Début octobre 1936 Vincenzo Mazzone partait comme volontaire en Espagne avec plusieurs autres militants exilés à Tunis dont Dettori, Puggioni, Giuduce et Fontana. A Barcelone il retrouvait plusieurs compagnons siciliens dont Giuseppe Natale, Giuseppe Livolsi, Giuseppe Picone, Giovanni Lombardo, Emanele Granata, Giuseppe Corpora et Alberto Gasperini. Milicien dans la section italienne de la Colonne Ascaso, il était blessé au bras le 24 novembre à Almudevar. Le journal L’Adunata di Refrattari (19 décembre), le confondant avec Giuseppe Massonne, le donnera pour mort. En mai 1937 il était à Barcelone et participait aux combats contre les staliniens. Le 6 septembre 1937, avec U. Marzocchi, Canzi et Fosca Corsinovi, à l’hôpital Clinico de Barcelone, il identifia le corps de Francisco Barbieri assassiné le 5 mai par les staliniens. Il partait ensuite pour la France où il était arrêté à Banyuls et emprisonné deux mois à Perpugnan. Alors qu’il était sur le point de s’embarquer pour la Tunisie, le 5 octobre 1937 il était arrêté à Perpignan et transféré à la prison Chave de Marseille jusqu’à la fin juillet 1938 où il était expulsé et regagnait la Tunisie.

Pendant la seconde guerre mondiale et l’occupation de la Tunisie par les italiens, il participait à la résistance et à l’arrivée des alliés refusait de participer à une mission secrète en Sicile pour « ne pas se soumettre aux fauteurs de guerre ».

Revenu à Messine le 11 mars 1945, il refusait un poste offert par le PC régional, mais acceptait de devenir président d’une Association de persécutés antifascistes. En mai 1945, il fit une tournée de propagande dans les provinces de Catannia, Syracuse et Palerme où Pailo Schicchi l’avait convaincu d’adhérer au programme élaboré par la Fédération Anarchiste Italienne. Dès juillet il fut à l’origine de l’organisation à Messine des groupes Michele Bakunin (qui réunissait les jeunes sympathisants) et Pietro Gori dont il était membre. Membre de la commission d’épuration de la ville, il participa à la gestion des biens municipaux de la ville, attribuant d’anciens locaux de l’administration fasciste aux groupes libertaires, à la FAI, aux associations antifascistes et à la Bibliothèque sociale dont s’occupait Gino Cerrito.

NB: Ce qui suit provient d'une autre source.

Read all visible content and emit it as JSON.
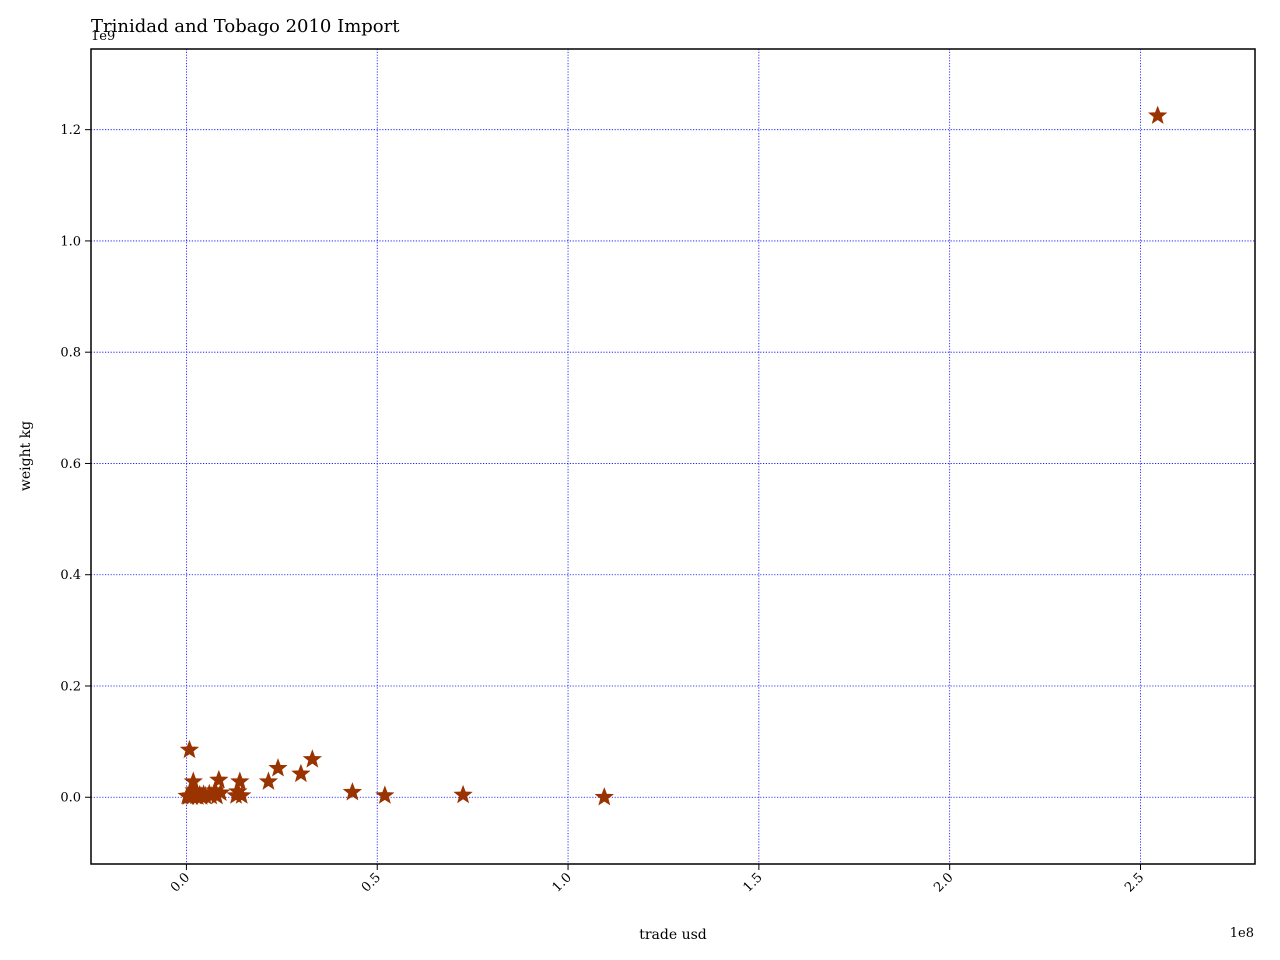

Puis, il fondait deux coopératives, l’une alimentaire et l’autre du bâtiment destinée aux anciens partisans, pour lesquelles il reçut énormément d’aide de la part des compagnons exilés aux États-Unisn dont les tous premiers flacons de péniciline distribués à la population de Messine. Il était à l’époque l’un des principaux militants de la FAI de Messine avec Gino Cerrito, Placido La Torre et M. Bicchieri. En 1946 il participait à la campagne référendaire en faveur de la République, contrairement aux consignes de la FAI recommandant l’abstention. En 1951 il fut accusé par les compagnons d’avoir une attitude ambiguë sur la question électorale et d’être membre de la franc-maçonnerie, ce qui le marginalisa du mouvement. A la fin des années 1950, suite à un revers financier, Vicenzo Mazzone partait avec sa famille en France où, le 12 décembre 1984, il décédait à Nice.